Чтиво - Тадеуш Конвицкий
Шрифт:
Интервал:
Закладка:
– Пожалуйста, не вставайте,– сказал я, предупреждая ее намерение.
– Хотите, чтобы я не уходила?
– Да. Очень хочу.
Она как-то печально улыбнулась и вдруг показалась мне совершенно другой, обремененной зловещей тайной или роковым предназначением.
Между тем из-за деревьев вынырнула Анаис и направилась к нам с натужно приветливой улыбкой. Сегодня вместо шляпы она нацепила какой-то восточный тюрбан. Высохшее лицо с вертикальными, пугающе длинными морщинами было обсыпано кошмарной коричневой пудрой. На ходу Анаис нервно поправляла вылезающие из узла мятые бумаги и драные тряпки.
– Здравствуйте,– сладко пропела она.– Добрый день. Позвольте угостить вас сигаретой.
– Добрый день. Спасибо, мы не курим,– не скрывая удивления, ответила Вера.
– Жа-а-ль, – протянула Анаис– Я иду в монастырь. Туда, вниз. – Рукой с окурком она, как балерина, описала полукруг, сверля меня многозначительным взглядом.
И пошла, но как бы нехотя. Останавливалась, пятилась, безуспешно раскуривала погасшую сигарету. Откуда-то прилетели голуби. Хлопая крыльями, садились рядом с ней в надежде на угощенье.
– Это муза павшего режима. Призрак минувшей эпохи.
– Вы ее знаете?
– Да. Познакомились в комиссариате. Где ее только не встретишь. На митингах, в костеле, в участке. И всюду наводит страх на людей. Наше общее угрызение совести.

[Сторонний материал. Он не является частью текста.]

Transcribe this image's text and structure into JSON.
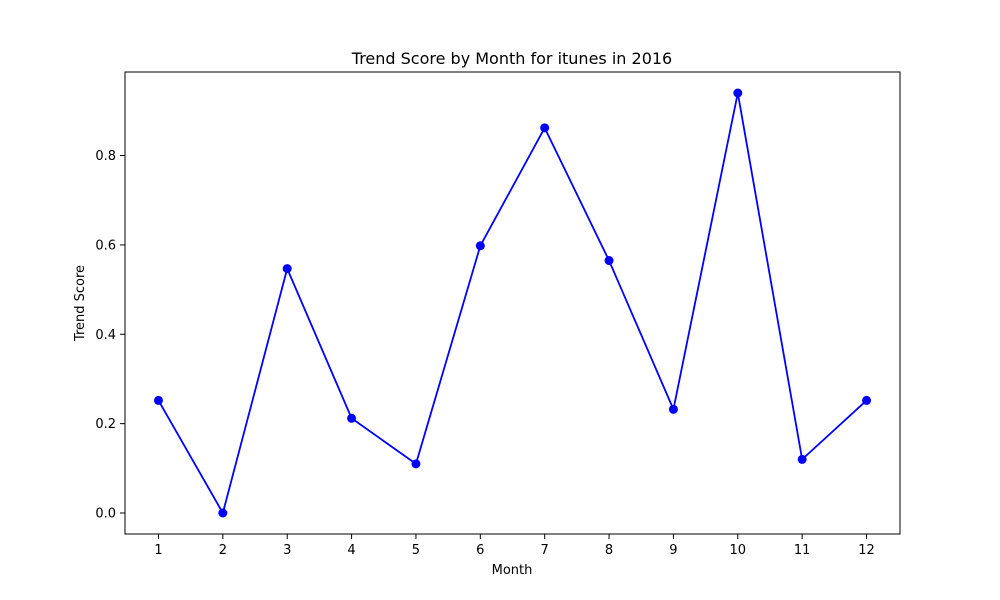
{
  "chart_data": {
    "type": "line",
    "title": "Trend Score by Month for itunes in 2016",
    "xlabel": "Month",
    "ylabel": "Trend Score",
    "x": [
      1,
      2,
      3,
      4,
      5,
      6,
      7,
      8,
      9,
      10,
      11,
      12
    ],
    "x_ticks": [
      "1",
      "2",
      "3",
      "4",
      "5",
      "6",
      "7",
      "8",
      "9",
      "10",
      "11",
      "12"
    ],
    "xlim": [
      0.48,
      12.52
    ],
    "y_ticks": [
      "0.0",
      "0.2",
      "0.4",
      "0.6",
      "0.8"
    ],
    "ylim": [
      -0.047,
      0.987
    ],
    "grid": false,
    "series": [
      {
        "values": [
          0.252,
          0.0,
          0.547,
          0.212,
          0.11,
          0.598,
          0.862,
          0.565,
          0.232,
          0.94,
          0.12,
          0.252
        ],
        "color": "#0000ff",
        "marker": "circle"
      }
    ]
  }
}
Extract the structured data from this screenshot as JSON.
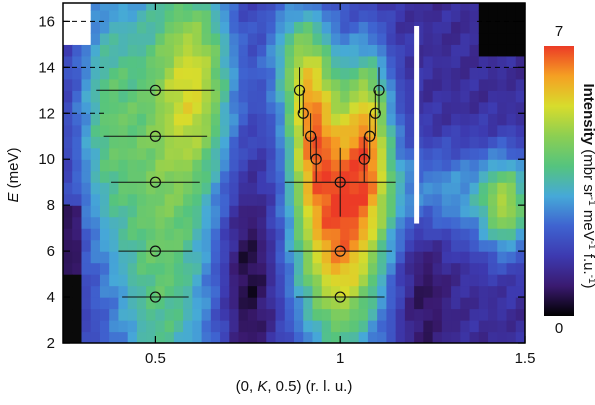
{
  "chart_data": {
    "type": "heatmap",
    "xlabel": "(0, K, 0.5) (r. l. u.)",
    "ylabel_var": "E",
    "ylabel_unit": " (meV)",
    "x_ticks": [
      "0.5",
      "1",
      "1.5"
    ],
    "x_tick_values": [
      0.5,
      1.0,
      1.5
    ],
    "y_ticks": [
      "2",
      "4",
      "6",
      "8",
      "10",
      "12",
      "14",
      "16"
    ],
    "y_tick_values": [
      2,
      4,
      6,
      8,
      10,
      12,
      14,
      16
    ],
    "xlim": [
      0.25,
      1.5
    ],
    "ylim": [
      2,
      16.8
    ],
    "grid": "dashed lines at E = 12, 14, 16",
    "colorbar": {
      "label_bold": "Intensity",
      "label_unit": " (mbr sr",
      "max_label": "7",
      "min_label": "0",
      "vmin": 0,
      "vmax": 7,
      "colors": [
        "#000000",
        "#3a1a70",
        "#3d3ab0",
        "#3f63d0",
        "#46a9d8",
        "#55c47e",
        "#8ccf52",
        "#d8dc2c",
        "#f5a023",
        "#ec3b26"
      ]
    },
    "series": [
      {
        "points": [
          {
            "x": 0.5,
            "y": 4,
            "xerr": 0.09
          },
          {
            "x": 0.5,
            "y": 6,
            "xerr": 0.1
          },
          {
            "x": 0.5,
            "y": 9,
            "xerr": 0.12
          },
          {
            "x": 0.5,
            "y": 11,
            "xerr": 0.14
          },
          {
            "x": 0.5,
            "y": 13,
            "xerr": 0.16
          }
        ]
      },
      {
        "points": [
          {
            "x": 1.0,
            "y": 4,
            "xerr": 0.12
          },
          {
            "x": 1.0,
            "y": 6,
            "xerr": 0.14
          },
          {
            "x": 1.0,
            "y": 9,
            "xerr": 0.15,
            "yerr": 1.5
          },
          {
            "x": 0.935,
            "y": 10,
            "yerr": 1.0
          },
          {
            "x": 1.065,
            "y": 10,
            "yerr": 1.0
          },
          {
            "x": 0.92,
            "y": 11,
            "yerr": 1.0
          },
          {
            "x": 1.08,
            "y": 11,
            "yerr": 1.0
          },
          {
            "x": 0.9,
            "y": 12,
            "yerr": 1.0
          },
          {
            "x": 1.095,
            "y": 12,
            "yerr": 1.0
          },
          {
            "x": 0.89,
            "y": 13,
            "yerr": 1.0
          },
          {
            "x": 1.105,
            "y": 13,
            "yerr": 1.0
          }
        ]
      }
    ]
  }
}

Позади нас, в музыкальной школе, раздались звуки рояля. Кто-то разучивал сонату, которую я помнил с давних времен.
– Бедная,– шепнула Вера.
– Все мы бедные. Я здоров, но тяжело болен. Страдаю атрофией той неизвестной железы, которая заставляет совершать привычные движения, включаться в будничную суету, велит по утрам вставать, бриться и выходить из дому, чтобы вырвать кусок у ближнего изо рта. Честно говоря, я чувствую себя в некоторой степени обманщиком. Все видят во мне конкурента, а я безвреден. И дело тут не в возрасте. Потеря интереса к жизни, ослабление воли, апатия усталого организма. Нет, это случилось внезапно, в один день.
Я от кого-то заразился, подхватил неизвестный вирус. Думаю, нас много. Все те, что молчат или улыбаются без слов.
– А я люблю жизнь,– сказала Вера. Достала из сумочки помаду и стала подправлять рисунок губ.
– Вот я вам и представился. Не с лучшей стороны.
– Да я же вас знаю. Может, я давно за вами охочусь.
Смутившись, я принялся носком ботинка стирать белый рисунок мелом, начертанный на плитах дорожки детской рукой.
– Мне пора идти. Проводите меня немного?
– Конечно. – Я вскочил со скамейки. Страшная проблема разрешилась сама собой. Она жива, я вижу у нее под ухом, под прядкой волос, под нежной кожей, чуть дымчатой от прошлогоднего загара, в том месте, которое будто создано для поцелуев, медленно пульсирующую жилку. Она жива.
Потом мы шли по Краковскому Предместью. Я вдруг почувствовал какое-то радостное облегчение. Что-то ужасное закончилось, а что-то тревожное, но приятное начинается. И я, если наберусь смелости, могу сделать так, чтобы это продолжалось, а могу завтра забыть и снова погрузиться в летаргический сон.
Со стороны Старого Мяста надвигалась очередная колонна демонстрантов. Я с удивлением увидел шествующего в первом ряду президента. Теперь, на улице, ясным солнечным днем, он походил на обросшую черным мхом кочку из лесного урочища. Президент тоже меня заметил и что-то сказал идущему рядом человеку. Оба отделились от колонны и торопливо зашагали к нам.
– Привет, мой юный друг! – воскликнул президент.– Хочу познакомить вас с великим человеком.– Он указал на своего спутника, который был поразительно похож на атамана Хмельницкого. Сзади с его лысого черепа свисал слипшийся от пота оселедец. – Лидер Фиолетовых.
Хмурый атаман небрежно поклонился и уставился на Веру.
– Мы идем на Бельведер,– сообщил президент, нервно шевеля бровями, похожими на веточки кладбищенской туи.
– Сейчас все ходят к Бельведеру, – сказал я, чтобы что-нибудь сказать.
– Естественно. Бельведер – символ нашей независимости, которая обычно у нас бывает не дольше весенней грозы. Надо пользоваться случаем, – засмеялся президент.
– А потом что?
– Потом очередной раздел. Кто-нибудь непременно на нас позарится.
– А Сыны Европы?
– Сыны Европы вас спасут. Прощайте, мадам. Пока, мой юный друг.
Но лидер Фиолетовых, похожий на атамана Хмельницкого, стоял как столб и пялился на Веру.
– Пан президент, мне по ошибке выдали ваш бумажник! – крикнул я.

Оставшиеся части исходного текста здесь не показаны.